Alton Melvar M Dapanas (AMMD): Urubus and Todas uma, two of your short story collections, were translated by Lea Hübner into the German for Transit Verlag. Your 2017 book, Aí eu fiquei sem esse filho, on other hand, was rendered into the Greek by Nikos Pratsinis for Skarifima Editions. In the Anglosphere, you have been translated by Fábio Mariano and Elton Uliana. To anyone working on your works from their Brazilian Portuguese originals, what demands do you think these translators would face—in particular those translating you into German and English?

Carla Bessa (CB): The other day, I read an interview with my colleague Hinrich Schmidt-Henkel—the German translator of Nobel laureate Jon Fosse—in which he said: “Every literary text is an aesthetic project in its own terms. The translation is good if it realizes this aesthetic project in a style that is appropriate and consistent without breaks.”

I agree with that, despite the particularities of syntactic and verbal structures between Brazilian Portuguese and German. (As for English: I haven’t mastered this language in depth, but I dare say that the differences are minor.) I believe that the greatest difficulty in translating my texts is not of a textual or grammatical nature, but a cultural one.
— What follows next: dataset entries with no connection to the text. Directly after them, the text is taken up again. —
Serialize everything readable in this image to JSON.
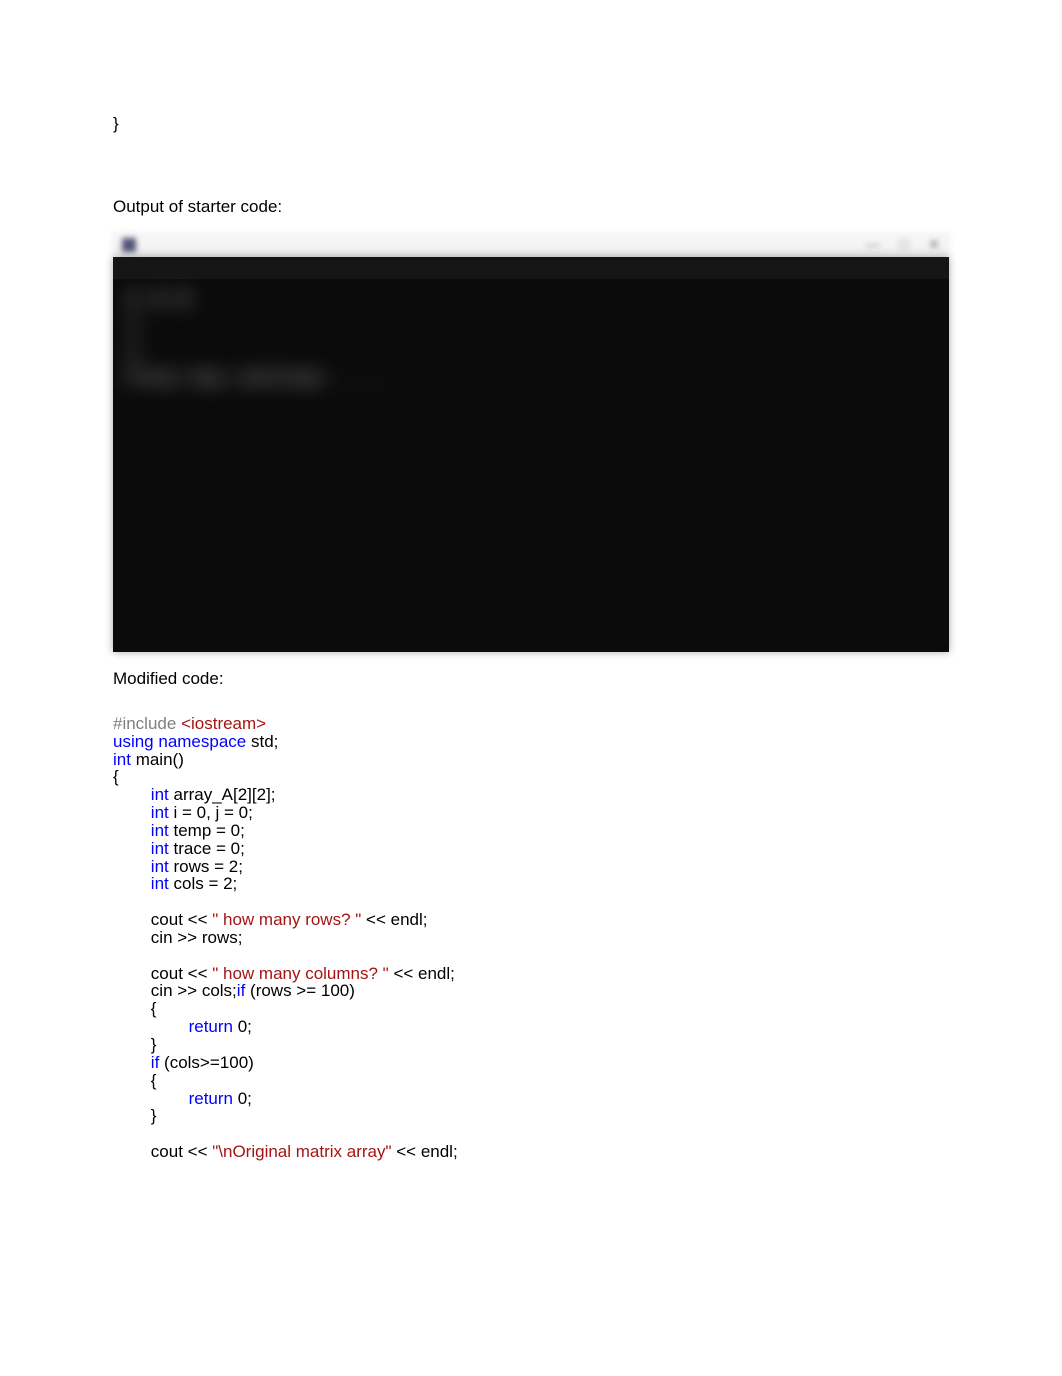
{
  "topBrace": "}",
  "sectionLabel1": "Output of starter code:",
  "console": {
    "titlebar": "",
    "blurText1": "1  3  5",
    "blurText2": "1",
    "blurText3": "2",
    "blurText4": "Press key continue . . ."
  },
  "sectionLabel2": "Modified code:",
  "code": {
    "l1_gray": "#include ",
    "l1_red": "<iostream>",
    "l2_blue": "using namespace ",
    "l2_txt": "std;",
    "l3_blue": "int ",
    "l3_txt": "main()",
    "l4": "{",
    "l5_blue": "int ",
    "l5_txt": "array_A[2][2];",
    "l6_blue": "int ",
    "l6_txt": "i = 0, j = 0;",
    "l7_blue": "int ",
    "l7_txt": "temp = 0;",
    "l8_blue": "int ",
    "l8_txt": "trace = 0;",
    "l9_blue": "int ",
    "l9_txt": "rows = 2;",
    "l10_blue": "int ",
    "l10_txt": "cols = 2;",
    "l12_txt1": "cout << ",
    "l12_red": "\" how many rows? \"",
    "l12_txt2": " << endl;",
    "l13_txt": "cin >> rows;",
    "l15_txt1": "cout << ",
    "l15_red": "\" how many columns? \"",
    "l15_txt2": " << endl;",
    "l16_txt1": "cin >> cols;",
    "l16_blue": "if ",
    "l16_txt2": "(rows >= 100)",
    "l17": "{",
    "l18_blue": "return ",
    "l18_txt": "0;",
    "l19": "}",
    "l20_blue": "if ",
    "l20_txt": "(cols>=100)",
    "l21": "{",
    "l22_blue": "return ",
    "l22_txt": "0;",
    "l23": "}",
    "l25_txt1": "cout << ",
    "l25_red": "\"\\nOriginal matrix array\"",
    "l25_txt2": " << endl;"
  }
}
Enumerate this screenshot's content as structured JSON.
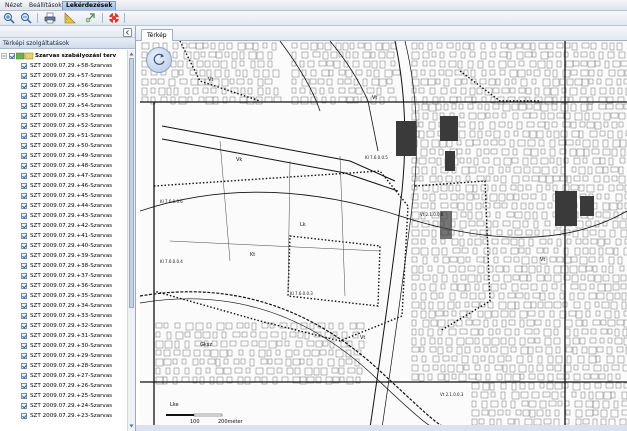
{
  "menu": {
    "tabs": [
      {
        "label": "Nézet",
        "active": false
      },
      {
        "label": "Beállítások",
        "active": false
      },
      {
        "label": "Lekérdezések",
        "active": true
      }
    ]
  },
  "toolbar": {
    "buttons": [
      "zoom-in-icon",
      "zoom-out-icon",
      "print-icon",
      "measure-icon",
      "pan-icon",
      "help-icon"
    ]
  },
  "left_panel": {
    "title": "Térképi szolgáltatások",
    "root_item": "Szarvas szabályozási terv",
    "layers": [
      "SZT 2009.07.29.+58-Szarvas",
      "SZT 2009.07.29.+57-Szarvas",
      "SZT 2009.07.29.+56-Szarvas",
      "SZT 2009.07.29.+55-Szarvas",
      "SZT 2009.07.29.+54-Szarvas",
      "SZT 2009.07.29.+53-Szarvas",
      "SZT 2009.07.29.+52-Szarvas",
      "SZT 2009.07.29.+51-Szarvas",
      "SZT 2009.07.29.+50-Szarvas",
      "SZT 2009.07.29.+49-Szarvas",
      "SZT 2009.07.29.+48-Szarvas",
      "SZT 2009.07.29.+47-Szarvas",
      "SZT 2009.07.29.+46-Szarvas",
      "SZT 2009.07.29.+45-Szarvas",
      "SZT 2009.07.29.+44-Szarvas",
      "SZT 2009.07.29.+43-Szarvas",
      "SZT 2009.07.29.+42-Szarvas",
      "SZT 2009.07.29.+41-Szarvas",
      "SZT 2009.07.29.+40-Szarvas",
      "SZT 2009.07.29.+39-Szarvas",
      "SZT 2009.07.29.+38-Szarvas",
      "SZT 2009.07.29.+37-Szarvas",
      "SZT 2009.07.29.+36-Szarvas",
      "SZT 2009.07.29.+35-Szarvas",
      "SZT 2009.07.29.+34-Szarvas",
      "SZT 2009.07.29.+33-Szarvas",
      "SZT 2009.07.29.+32-Szarvas",
      "SZT 2009.07.29.+31-Szarvas",
      "SZT 2009.07.29.+30-Szarvas",
      "SZT 2009.07.29.+29-Szarvas",
      "SZT 2009.07.29.+28-Szarvas",
      "SZT 2009.07.29.+27-Szarvas",
      "SZT 2009.07.29.+26-Szarvas",
      "SZT 2009.07.29.+25-Szarvas",
      "SZT 2009.07.29.+24-Szarvas",
      "SZT 2009.07.29.+23-Szarvas"
    ]
  },
  "map": {
    "tab_label": "Térkép",
    "scale_labels": [
      "100",
      "200méter"
    ],
    "zone_labels": [
      "Vt",
      "Vt",
      "Lk",
      "Vt",
      "Vt",
      "Gksz",
      "Kt",
      "Vk",
      "Lke"
    ],
    "parcel_codes": [
      "Kl 7.6.0.0.6",
      "Kl 7.6.0.0.4",
      "Kl 7.6.0.0.3",
      "Kl 7.6.0.0.5",
      "Vt 2.1.0.0.6",
      "Vt 2.1.0.0.3"
    ]
  }
}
In my writing, I work very closely with spoken language, sometimes even using a kind of verbatim technique. So the translator of my work needs to have an in-depth knowledge not only of the environment where the stories take place—specifically the suburbs of Rio de Janeiro—but also, and above all, of the musicality of the Brazilian Portuguese spoken in these layers of society that I portray. I was very pleased that the translators who have translated me into English so far—Elton Uliana and Fabio Mariano—are Brazilian. Normally, we tend to think that a literary translator should have the target language as their mother tongue, but I don’t think that applies to all types of texts. In my case, the main challenge lies precisely in transferring this specific social environment with its many overlapping layers of cultural influences into the language and reality of German- and English-speaking countries, because this environment and its characters are the basis of my aesthetic project: to return here to the idea presented by Schmidt-Henkel.